In other words, for a smooth expansion overseas, companies must be familiar with this set of rules and be proficient in applying local intellectual property regulations. For instance, they should establish a professional legal team to conduct Freedom-to-Operate (FTO) patent investigations, and carry out comprehensive patent checks in the target market at every stage—such as product development initiation, product finalization, and product export—to identify potential infringement risks. Additionally, they should proactively utilize legal tools like patent invalidation appeals and counterclaims for defense.


Insights for Global Expansion


CGM is only the beginning, and Chinese innovative medical device companies will still face these challenges in their subsequent global expansion.


It is evident that even in a niche sector like CGM—where Chinese enterprises have achieved rapid development and quickly narrowed the gap—their patent accumulation still lags far behind that of traditional giants. This gap will be even more pronounced in other sectors where overseas companies hold a more significant first-mover advantage.


China's medical industry has long emphasized the importance of innovation. However, from the CGM patent dispute cases, we can see that the so-called innovation should definitely not be low-level internal competition like price wars. Instead, enterprises should invest resources in basic research and development to build their own unique technological systems and embed them within the framework of intellectual property rules. Sinocare's previous victory in the trademark lawsuit in the UK is a typical example of understanding and making good use of these rules.


In the future, patent layout strategies will become a key focus for enterprises to strengthen their core competitiveness, and enterprises need to proactively and continuously build a "patent moat" with forward-looking vision. Furthermore, patent development should cover all their product lines, not just core products—enterprises must consider patent issues from both offensive and defensive perspectives.
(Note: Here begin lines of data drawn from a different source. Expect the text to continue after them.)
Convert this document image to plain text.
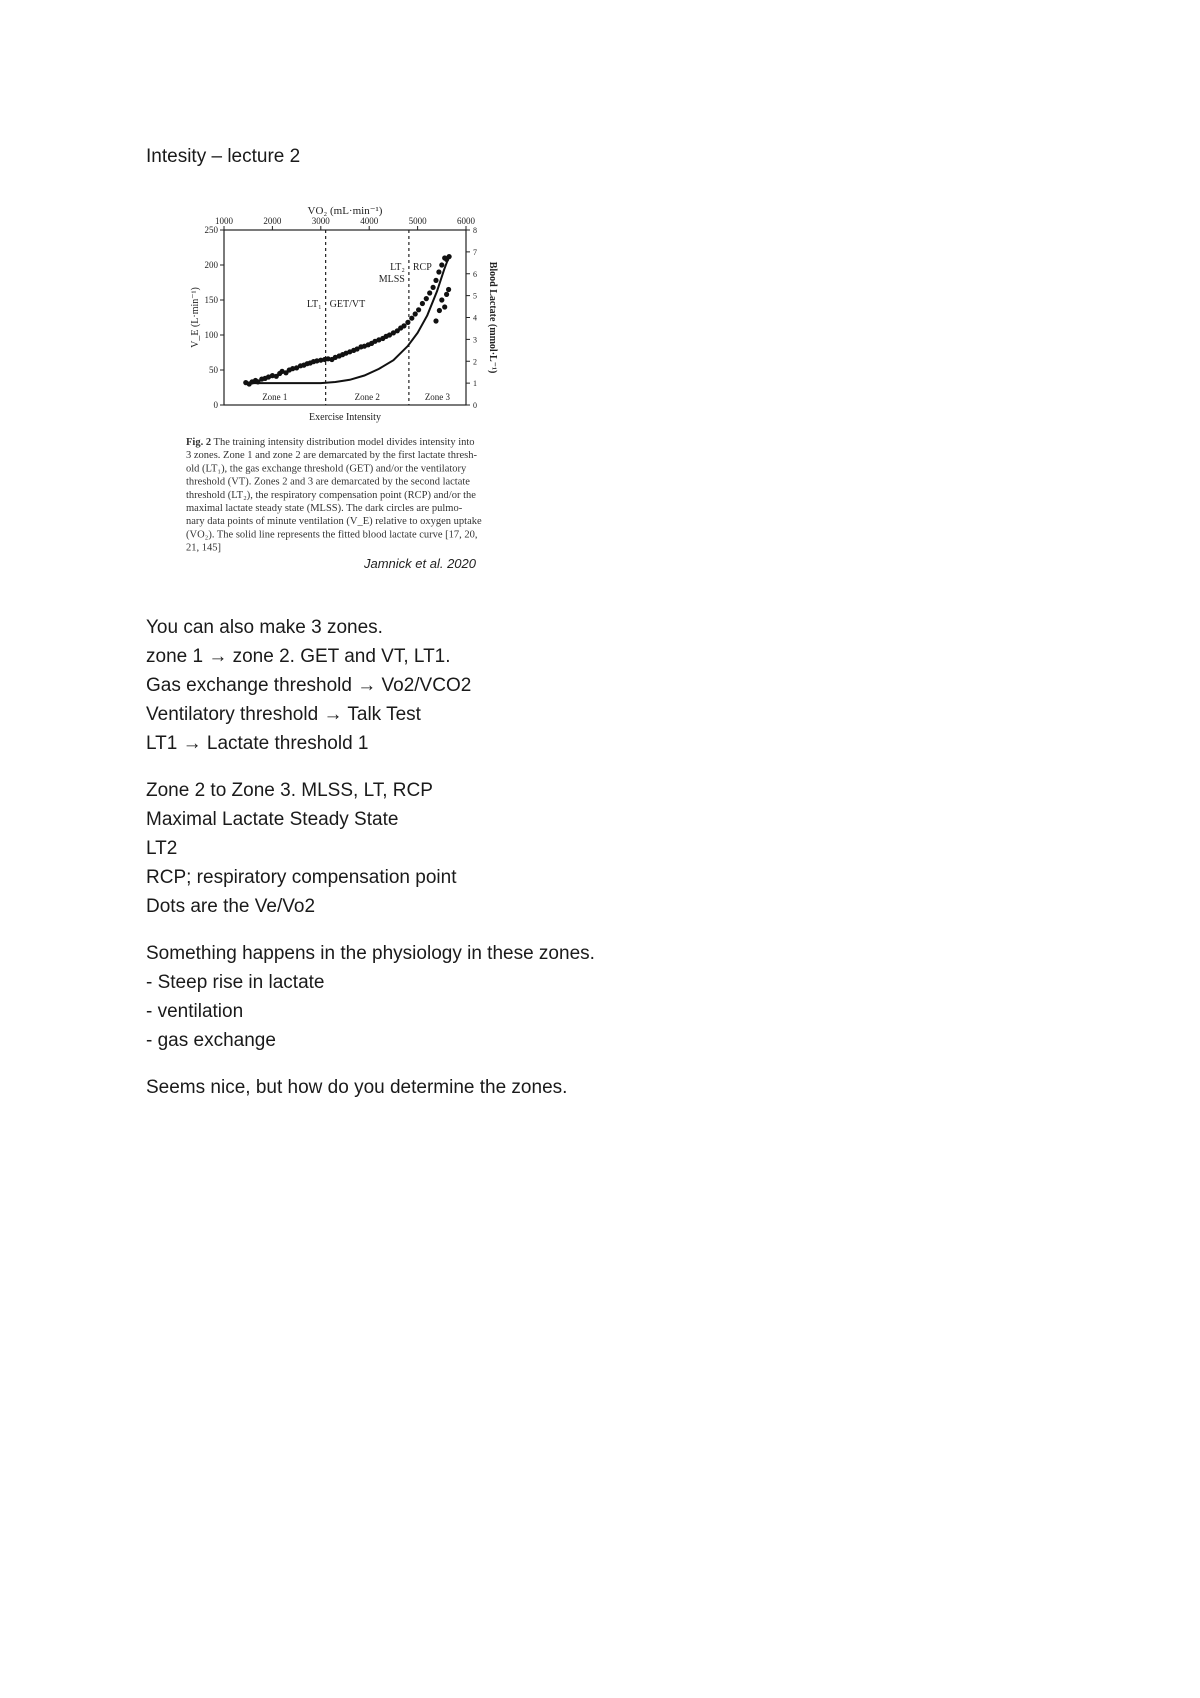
Intesity – lecture 2
VO₂ (mL·min⁻¹)
1000	2000	3000	4000	5000	6000
0
50
100
150
200
250
V_E (L·min⁻¹)
0
1
2
3
4
5
6
7
8
Blood Lactate (mmol·L⁻¹)
LT₁ GET/VT
LT₂ RCP
MLSS
Zone 1	Zone 2	Zone 3
Exercise Intensity
Fig. 2 The training intensity distribution model divides intensity into
3 zones. Zone 1 and zone 2 are demarcated by the first lactate thresh-
old (LT₁), the gas exchange threshold (GET) and/or the ventilatory
threshold (VT). Zones 2 and 3 are demarcated by the second lactate
threshold (LT₂), the respiratory compensation point (RCP) and/or the
maximal lactate steady state (MLSS). The dark circles are pulmo-
nary data points of minute ventilation (V_E) relative to oxygen uptake
(VO₂). The solid line represents the fitted blood lactate curve [17, 20,
21, 145]
Jamnick et al. 2020
You can also make 3 zones.
zone 1 → zone 2. GET and VT, LT1.
Gas exchange threshold → Vo2/VCO2
Ventilatory threshold → Talk Test
LT1 → Lactate threshold 1
Zone 2 to Zone 3. MLSS, LT, RCP
Maximal Lactate Steady State
LT2
RCP; respiratory compensation point
Dots are the Ve/Vo2
Something happens in the physiology in these zones.
- Steep rise in lactate
- ventilation
- gas exchange
Seems nice, but how do you determine the zones.
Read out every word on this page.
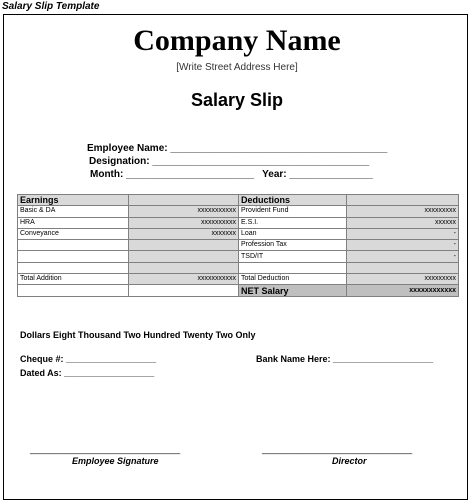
Salary Slip Template
Company Name
[Write Street Address Here]
Salary Slip
Employee Name: _______________________________________
Designation: _______________________________________
Month: _______________________   Year: _______________
Earnings		Deductions	
Basic & DA	xxxxxxxxxxx	Provident Fund	xxxxxxxxx
HRA	xxxxxxxxxx	E.S.I.	xxxxxx
Conveyance	xxxxxxx	Loan	-
		Profession Tax	-
		TSD/IT	-

Total Addition	xxxxxxxxxxx	Total Deduction	xxxxxxxxx
		NET Salary	xxxxxxxxxxxx
Dollars Eight Thousand Two Hundred Twenty Two Only
Cheque #: __________________	Bank Name Here: ____________________
Dated As: __________________
______________________________	______________________________
Employee Signature	Director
The medical device industry encompasses numerous niche sectors, and competitors in the high-end medical device segment are often multinational giants. Abbott serves as a vivid example of this. When facing such competitors, enterprises should conduct patent risk screenings and design patent applications at the very beginning of product R&D.


Furthermore, patent alliances are another viable path worth exploring. Previously, some regional governments in China took the lead in establishing similar organizations, such as the Shenzhen Medical Device Industry Patent Alliance. Its purpose is to effectively reduce patent disputes among members, provide information and resource services to alliance members in the face of large foreign medical oligopolies, and effectively mitigate intellectual property risks. Building on this foundation, could we establish patent alliances represented by specific industries? By adopting a model of "cross-licensing + joint defense," these alliances could increase the success rate of negotiations in international patent disputes. This shift from "fighting alone" to "group combat" would significantly reduce the risk of Chinese enterprises being defeated one by one by overseas giants.


Returning to the patent lawsuit between Sinocare and Abbott, if Sinocare can secure another victory in the core patent litigation, it will undoubtedly break through the patent wall built by Abbott and Dexcom. This would send a message to the world that Chinese enterprises will henceforth be able to compete head-on with giants in the global intellectual property arena. By then, domestic CGM manufacturers will form a tripartite balance of power with Abbott and Dexcom.


Regardless of the outcome, September 3rd is bound to become a memorable and pivotal day in the development history of China's CGM industry.